The term "Saturday night special" refers to cheap guns used in poor neighborhoods. They are usually small, of small caliber, and often unreliable or inaccurate. A single definition is not easy to come by; while legislation in the United States has tried to define them as either "unsafe" or "of no legitimate purpose", these attempts to define are problematic.

The earliest known use of the term "Saturday night special" in print is in the September 29, 1917, issue of The Coffeyville Daily Journal, referring to a "cheap revolver". In its August 17, 1968, issue, The New York Times printed a front-page article titled "Handgun Imports Held Up by U.S.", author Fred Graham wrote, "... cheap, small-caliber 'Saturday night specials' that are a favorite of holdup men..."

The term "Saturday night special" came into wider use with the passing of the Gun Control Act of 1968 because the act banned the importation and manufacture of many inexpensive firearms, including a large number of revolvers made by Röhm Gesellschaft. With importation banned, Röhm opened a factory in Miami, Florida, and a number of companies in the United States began production of inexpensive handguns, including Raven Arms, Jennings Firearms, Phoenix Arms, Lorcin Engineering Company, Davis Industries, and Sundance Industries, which collectively came to be known as the "Ring of Fire companies".

Gun ownership advocates describe the term as racist in origin arguing that many of the guns banned were typically purchased and owned by low-income black people. In his book Restricting Handguns: The Liberal Skeptics Speak Out, gun rights advocate Don Kates found racial overtones in the focus on the Saturday night special.

Issues

Criminal use statistics

While Saturday night specials are commonly perceived as inexpensive, and therefore disposable after committing a crime, criminal behavior does not always conform to this expectation. A 1985 study of 1,800 incarcerated felons showed that criminals at the time preferred revolvers and other non-semi-automatic firearms over semi-automatic firearms. A change in preferences towards semi-automatic pistols occurred in the early 1990s, coinciding with the arrival of crack cocaine and rise of violent youth gangs.

Nonetheless, three of the top ten types of guns involved in crime (as represented by police trace requests) in the US are widely considered to be Saturday night specials; as reported by the ATF in 1993, these included the Raven Arms .25 caliber, Davis P-380 .380 caliber, and Lorcin L 380 .380 caliber. However, the same study showed the most common firearm used in homicides was a large caliber revolver, and no revolvers of any kind appear on the top ten list of traced firearms.

Availability
In 2003, the NAACP filed suit against 45 gun manufacturers for creating what it called a "public nuisance" through the "negligent marketing" of handguns, which included models commonly described as Saturday night specials. The suit alleged that handgun manufacturers and distributors were guilty of marketing guns in a way that encouraged violence in black and Hispanic neighborhoods. The suit was dismissed by US District Judge Jack B. Weinstein, who ruled that members of the NAACP were not "uniquely harmed" by illegal use of firearms and therefore had no standing to sue.

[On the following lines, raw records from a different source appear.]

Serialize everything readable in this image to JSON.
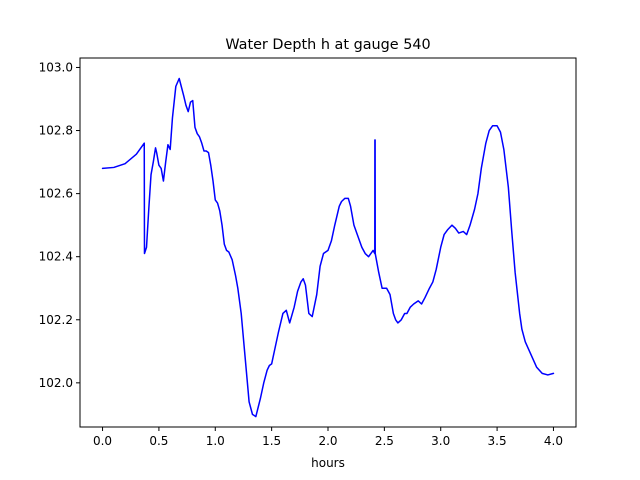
{
  "chart_data": {
    "type": "line",
    "title": "Water Depth h at gauge 540",
    "xlabel": "hours",
    "ylabel": "",
    "xlim": [
      -0.2,
      4.2
    ],
    "ylim": [
      101.86,
      103.03
    ],
    "xticks": [
      0.0,
      0.5,
      1.0,
      1.5,
      2.0,
      2.5,
      3.0,
      3.5,
      4.0
    ],
    "xtick_labels": [
      "0.0",
      "0.5",
      "1.0",
      "1.5",
      "2.0",
      "2.5",
      "3.0",
      "3.5",
      "4.0"
    ],
    "yticks": [
      102.0,
      102.2,
      102.4,
      102.6,
      102.8,
      103.0
    ],
    "ytick_labels": [
      "102.0",
      "102.2",
      "102.4",
      "102.6",
      "102.8",
      "103.0"
    ],
    "grid": false,
    "series": [
      {
        "name": "",
        "color": "#0000ff",
        "x": [
          0.0,
          0.1,
          0.2,
          0.3,
          0.37,
          0.372,
          0.39,
          0.41,
          0.43,
          0.45,
          0.47,
          0.48,
          0.5,
          0.52,
          0.54,
          0.56,
          0.58,
          0.6,
          0.62,
          0.65,
          0.68,
          0.72,
          0.74,
          0.76,
          0.78,
          0.8,
          0.82,
          0.84,
          0.86,
          0.88,
          0.9,
          0.92,
          0.94,
          0.96,
          0.98,
          1.0,
          1.02,
          1.04,
          1.06,
          1.08,
          1.1,
          1.12,
          1.15,
          1.18,
          1.2,
          1.23,
          1.26,
          1.28,
          1.3,
          1.33,
          1.36,
          1.4,
          1.43,
          1.46,
          1.48,
          1.5,
          1.53,
          1.56,
          1.6,
          1.63,
          1.66,
          1.7,
          1.73,
          1.76,
          1.78,
          1.8,
          1.83,
          1.86,
          1.9,
          1.93,
          1.96,
          2.0,
          2.03,
          2.06,
          2.1,
          2.12,
          2.15,
          2.18,
          2.2,
          2.23,
          2.26,
          2.3,
          2.33,
          2.36,
          2.4,
          2.415,
          2.416,
          2.418,
          2.419,
          2.45,
          2.48,
          2.52,
          2.55,
          2.58,
          2.6,
          2.62,
          2.65,
          2.68,
          2.7,
          2.73,
          2.76,
          2.8,
          2.83,
          2.86,
          2.9,
          2.93,
          2.96,
          3.0,
          3.03,
          3.06,
          3.1,
          3.13,
          3.16,
          3.2,
          3.23,
          3.26,
          3.3,
          3.33,
          3.36,
          3.4,
          3.43,
          3.46,
          3.5,
          3.53,
          3.56,
          3.6,
          3.63,
          3.66,
          3.7,
          3.72,
          3.75,
          3.8,
          3.85,
          3.9,
          3.95,
          4.0
        ],
        "y": [
          102.68,
          102.683,
          102.695,
          102.725,
          102.76,
          102.41,
          102.43,
          102.55,
          102.66,
          102.7,
          102.745,
          102.73,
          102.69,
          102.68,
          102.64,
          102.7,
          102.755,
          102.74,
          102.84,
          102.94,
          102.965,
          102.91,
          102.88,
          102.86,
          102.89,
          102.895,
          102.81,
          102.79,
          102.78,
          102.76,
          102.735,
          102.735,
          102.73,
          102.69,
          102.64,
          102.58,
          102.57,
          102.545,
          102.5,
          102.44,
          102.42,
          102.415,
          102.39,
          102.34,
          102.3,
          102.22,
          102.1,
          102.02,
          101.94,
          101.9,
          101.893,
          101.95,
          102.0,
          102.04,
          102.055,
          102.06,
          102.11,
          102.16,
          102.22,
          102.23,
          102.19,
          102.24,
          102.29,
          102.32,
          102.33,
          102.31,
          102.22,
          102.21,
          102.28,
          102.37,
          102.41,
          102.42,
          102.45,
          102.5,
          102.56,
          102.575,
          102.585,
          102.585,
          102.56,
          102.5,
          102.47,
          102.43,
          102.41,
          102.4,
          102.42,
          102.41,
          102.77,
          102.77,
          102.41,
          102.35,
          102.3,
          102.3,
          102.28,
          102.22,
          102.2,
          102.19,
          102.2,
          102.22,
          102.22,
          102.24,
          102.25,
          102.26,
          102.25,
          102.27,
          102.3,
          102.32,
          102.36,
          102.43,
          102.47,
          102.485,
          102.5,
          102.49,
          102.475,
          102.48,
          102.47,
          102.5,
          102.55,
          102.6,
          102.68,
          102.76,
          102.8,
          102.815,
          102.815,
          102.795,
          102.74,
          102.62,
          102.48,
          102.35,
          102.22,
          102.17,
          102.13,
          102.09,
          102.05,
          102.03,
          102.025,
          102.03
        ]
      }
    ]
  }
}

Proponents of gun ownership argue the elimination of inexpensive firearms limits constitutionally protected gun rights for those of lesser means. Roy Innis, former President of Congress of Racial Equality (CORE) and a member of the National Rifle Association's governing board, said "to make inexpensive guns impossible to get is to say that you're putting a money test on getting a gun. It's racism in its worst form." CORE filed as an amicus curiae in a 1985 suit challenging Maryland's Saturday night special/low-caliber handgun ban.

Peter Rossi and James D. Wright authored a study for the National Institute of Justice which suggested the ban on Saturday night specials was ineffective or counterproductive. A Cato Institute Policy analysis by Dave Kopel went further:
The people most likely to be deterred from acquiring a handgun by exceptionally high prices or by the nonavailability of certain kinds of handguns are not felons intent on arming themselves for criminal purposes, who are more likely to use stolen weapons, but rather poor people who have decided they need a gun to protect themselves against the felons but who find that the cheapest gun in the market costs more than they can afford to pay.